Milczenie zamiast komentarza
Protasiewicz przestrzega przed politycznym wykorzystywaniem takich wydarzeń. Przypomina, że kampus uniwersytecki był dotąd miejscem otwartym, bez bramek i kontroli – symbolem wolności i bezpieczeństwa. Teraz dla wielu studentów stał się przestrzenią lęku.
– To zdarzenie zasługuje na chwilę refleksji. A nie na wciąganie go w logikę kampanii.– podkreślił.
Mimo to, jego zdaniem, kampania ruszy dalej pełną parą. – Sztaby już działają. Walczą o wynik w pierwszej turze. Nikt nie wstrzyma tej machiny.
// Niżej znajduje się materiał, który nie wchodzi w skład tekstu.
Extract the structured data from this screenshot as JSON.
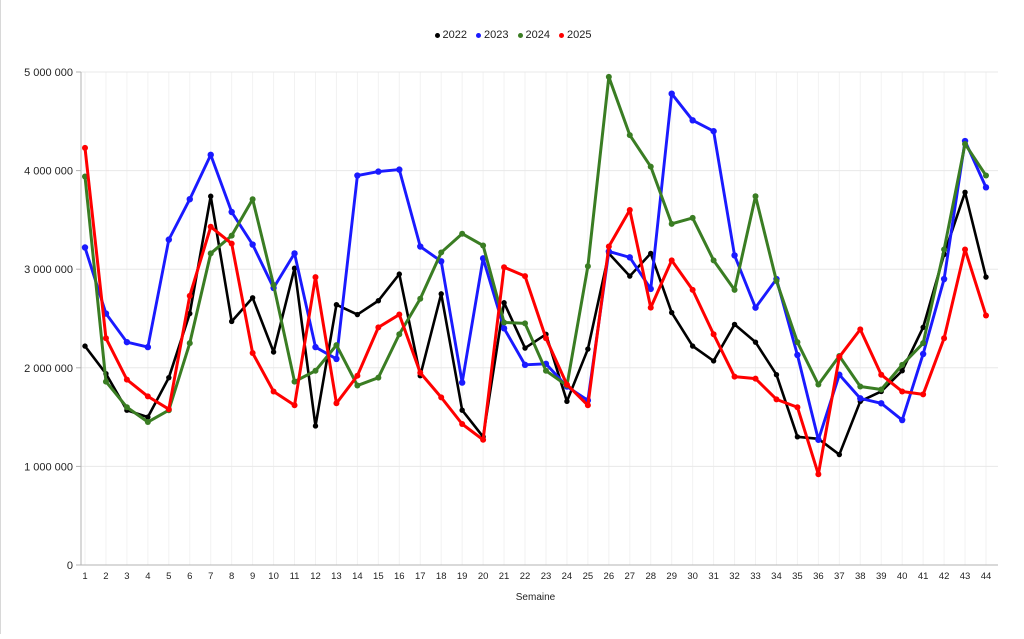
{
  "chart_data": {
    "type": "line",
    "title": "",
    "xlabel": "Semaine",
    "ylabel": "",
    "ylim": [
      0,
      5000000
    ],
    "grid": true,
    "legend_position": "top-center",
    "x": [
      1,
      2,
      3,
      4,
      5,
      6,
      7,
      8,
      9,
      10,
      11,
      12,
      13,
      14,
      15,
      16,
      17,
      18,
      19,
      20,
      21,
      22,
      23,
      24,
      25,
      26,
      27,
      28,
      29,
      30,
      31,
      32,
      33,
      34,
      35,
      36,
      37,
      38,
      39,
      40,
      41,
      42,
      43,
      44
    ],
    "y_tick_values": [
      0,
      1000000,
      2000000,
      3000000,
      4000000,
      5000000
    ],
    "y_tick_labels": [
      "0",
      "1 000 000",
      "2 000 000",
      "3 000 000",
      "4 000 000",
      "5 000 000"
    ],
    "colors": {
      "axis": "#b3b3b3",
      "grid_major": "#e8e8e8",
      "grid_minor_vertical": "#f2f2f2",
      "tick_text": "#232323"
    },
    "series": [
      {
        "name": "2022",
        "color": "#000000",
        "values": [
          2220000,
          1940000,
          1570000,
          1500000,
          1900000,
          2550000,
          3740000,
          2470000,
          2710000,
          2160000,
          3010000,
          1410000,
          2640000,
          2540000,
          2680000,
          2950000,
          1920000,
          2750000,
          1570000,
          1300000,
          2660000,
          2200000,
          2340000,
          1660000,
          2190000,
          3160000,
          2930000,
          3160000,
          2560000,
          2220000,
          2070000,
          2440000,
          2260000,
          1930000,
          1300000,
          1280000,
          1120000,
          1660000,
          1760000,
          1970000,
          2410000,
          3150000,
          3780000,
          2920000
        ]
      },
      {
        "name": "2023",
        "color": "#1a1aff",
        "values": [
          3220000,
          2550000,
          2260000,
          2210000,
          3300000,
          3710000,
          4160000,
          3580000,
          3250000,
          2810000,
          3160000,
          2210000,
          2090000,
          3950000,
          3990000,
          4010000,
          3230000,
          3080000,
          1850000,
          3110000,
          2400000,
          2030000,
          2040000,
          1810000,
          1670000,
          3180000,
          3120000,
          2800000,
          4780000,
          4510000,
          4400000,
          3140000,
          2610000,
          2900000,
          2130000,
          1270000,
          1930000,
          1690000,
          1640000,
          1470000,
          2140000,
          2900000,
          4300000,
          3830000
        ]
      },
      {
        "name": "2024",
        "color": "#3a7d23",
        "values": [
          3940000,
          1860000,
          1600000,
          1450000,
          1570000,
          2250000,
          3160000,
          3340000,
          3710000,
          2840000,
          1860000,
          1970000,
          2230000,
          1820000,
          1900000,
          2340000,
          2700000,
          3170000,
          3360000,
          3240000,
          2460000,
          2450000,
          1970000,
          1820000,
          3030000,
          4950000,
          4360000,
          4040000,
          3460000,
          3520000,
          3090000,
          2790000,
          3740000,
          2880000,
          2260000,
          1830000,
          2120000,
          1810000,
          1780000,
          2030000,
          2250000,
          3200000,
          4270000,
          3950000
        ]
      },
      {
        "name": "2025",
        "color": "#ff0000",
        "values": [
          4230000,
          2300000,
          1880000,
          1710000,
          1580000,
          2730000,
          3430000,
          3260000,
          2150000,
          1760000,
          1620000,
          2920000,
          1640000,
          1920000,
          2410000,
          2540000,
          1950000,
          1700000,
          1430000,
          1270000,
          3020000,
          2930000,
          2300000,
          1830000,
          1620000,
          3230000,
          3600000,
          2610000,
          3090000,
          2790000,
          2340000,
          1910000,
          1890000,
          1680000,
          1600000,
          920000,
          2110000,
          2390000,
          1930000,
          1760000,
          1730000,
          2300000,
          3200000,
          2530000
        ]
      }
    ]
  }
}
„Nie nagrywaj!” – znak naszych czasów
W sieci szybko pojawiło się nagranie z miejsca ataku. Film kończy się dramatycznym krzykiem: „Nie nagrywaj!” – to świadkowie, którzy rzucili się do pomocy i próbowali powstrzymać osoby filmujące tragedię.
– To znak naszych czasów. Ludzie najpierw wyciągają telefon, potem – może – reagują. I wrzucają do sieci coś, co nigdy nie powinno się tam znaleźć. – mówił Protasiewicz.
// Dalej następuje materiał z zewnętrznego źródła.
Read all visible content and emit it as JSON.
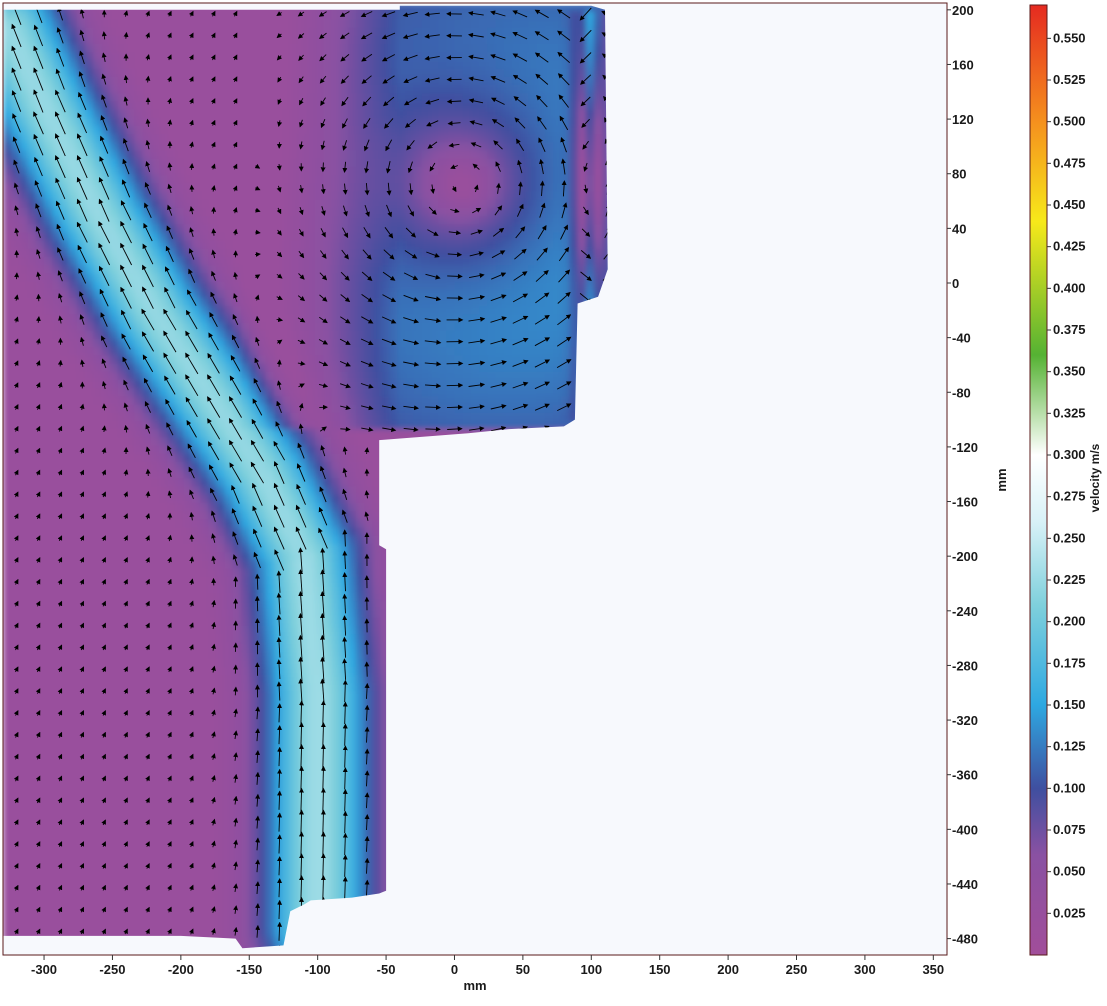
{
  "chart_data": {
    "type": "heatmap",
    "subtype": "velocity-vector-field",
    "title": "",
    "xlabel": "mm",
    "ylabel": "mm",
    "xlim": [
      -330,
      360
    ],
    "ylim": [
      -492,
      205
    ],
    "x_ticks": [
      -300,
      -250,
      -200,
      -150,
      -100,
      -50,
      0,
      50,
      100,
      150,
      200,
      250,
      300,
      350
    ],
    "y_ticks": [
      200,
      160,
      120,
      80,
      40,
      0,
      -40,
      -80,
      -120,
      -160,
      -200,
      -240,
      -280,
      -320,
      -360,
      -400,
      -440,
      -480
    ],
    "y_axis_position": "right",
    "grid": false,
    "background_color": "#f7f9fd",
    "flow_domain_polygon": [
      [
        -330,
        200
      ],
      [
        -40,
        200
      ],
      [
        -40,
        203
      ],
      [
        100,
        203
      ],
      [
        110,
        200
      ],
      [
        112,
        10
      ],
      [
        105,
        -10
      ],
      [
        90,
        -15
      ],
      [
        88,
        -100
      ],
      [
        80,
        -105
      ],
      [
        40,
        -107
      ],
      [
        10,
        -110
      ],
      [
        -55,
        -115
      ],
      [
        -55,
        -192
      ],
      [
        -50,
        -195
      ],
      [
        -50,
        -445
      ],
      [
        -55,
        -447
      ],
      [
        -75,
        -450
      ],
      [
        -105,
        -452
      ],
      [
        -110,
        -455
      ],
      [
        -120,
        -460
      ],
      [
        -125,
        -485
      ],
      [
        -155,
        -487
      ],
      [
        -160,
        -480
      ],
      [
        -200,
        -478
      ],
      [
        -330,
        -478
      ]
    ],
    "jet_centerline": [
      [
        -100,
        -470
      ],
      [
        -100,
        -300
      ],
      [
        -110,
        -200
      ],
      [
        -140,
        -140
      ],
      [
        -180,
        -80
      ],
      [
        -220,
        -20
      ],
      [
        -260,
        50
      ],
      [
        -300,
        130
      ],
      [
        -325,
        185
      ]
    ],
    "jet_peak_speed": 0.215,
    "recirculation_vortex": {
      "center": [
        10,
        70
      ],
      "strength": 0.12
    },
    "right_wall_downflow": {
      "x": 100,
      "y_range": [
        -100,
        200
      ],
      "speed": 0.2
    },
    "background_speed": 0.02,
    "colorbar": {
      "label": "velocity m/s",
      "min": 0.0,
      "max": 0.57,
      "ticks": [
        0.025,
        0.05,
        0.075,
        0.1,
        0.125,
        0.15,
        0.175,
        0.2,
        0.225,
        0.25,
        0.275,
        0.3,
        0.325,
        0.35,
        0.375,
        0.4,
        0.425,
        0.45,
        0.475,
        0.5,
        0.525,
        0.55
      ],
      "tick_labels": [
        "0.025",
        "0.050",
        "0.075",
        "0.100",
        "0.125",
        "0.150",
        "0.175",
        "0.200",
        "0.225",
        "0.250",
        "0.275",
        "0.300",
        "0.325",
        "0.350",
        "0.375",
        "0.400",
        "0.425",
        "0.450",
        "0.475",
        "0.500",
        "0.525",
        "0.550"
      ],
      "colors": [
        [
          0.0,
          "#a14e9a"
        ],
        [
          0.06,
          "#8a51a2"
        ],
        [
          0.1,
          "#3f4fa0"
        ],
        [
          0.15,
          "#2ea8e1"
        ],
        [
          0.21,
          "#7fd0dc"
        ],
        [
          0.26,
          "#d8f1f7"
        ],
        [
          0.3,
          "#ffffff"
        ],
        [
          0.36,
          "#55b233"
        ],
        [
          0.44,
          "#f7e91a"
        ],
        [
          0.5,
          "#f5901e"
        ],
        [
          0.57,
          "#e52a20"
        ]
      ]
    },
    "vector_grid": {
      "dx": 16,
      "dy": 16,
      "color": "#000000"
    }
  }
}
Wnioski? Potrzebne. Ale nie na Twitterze
Atak na kampus UW to nie tylko szokujące wydarzenie – to także test dla polityków. I choć niektórzy zdali go z empatii i powściągliwości, inni nie potrafili przemilczeć. Wybory to czas emocji, ale nie każdy temat powinien stać się ich paliwem.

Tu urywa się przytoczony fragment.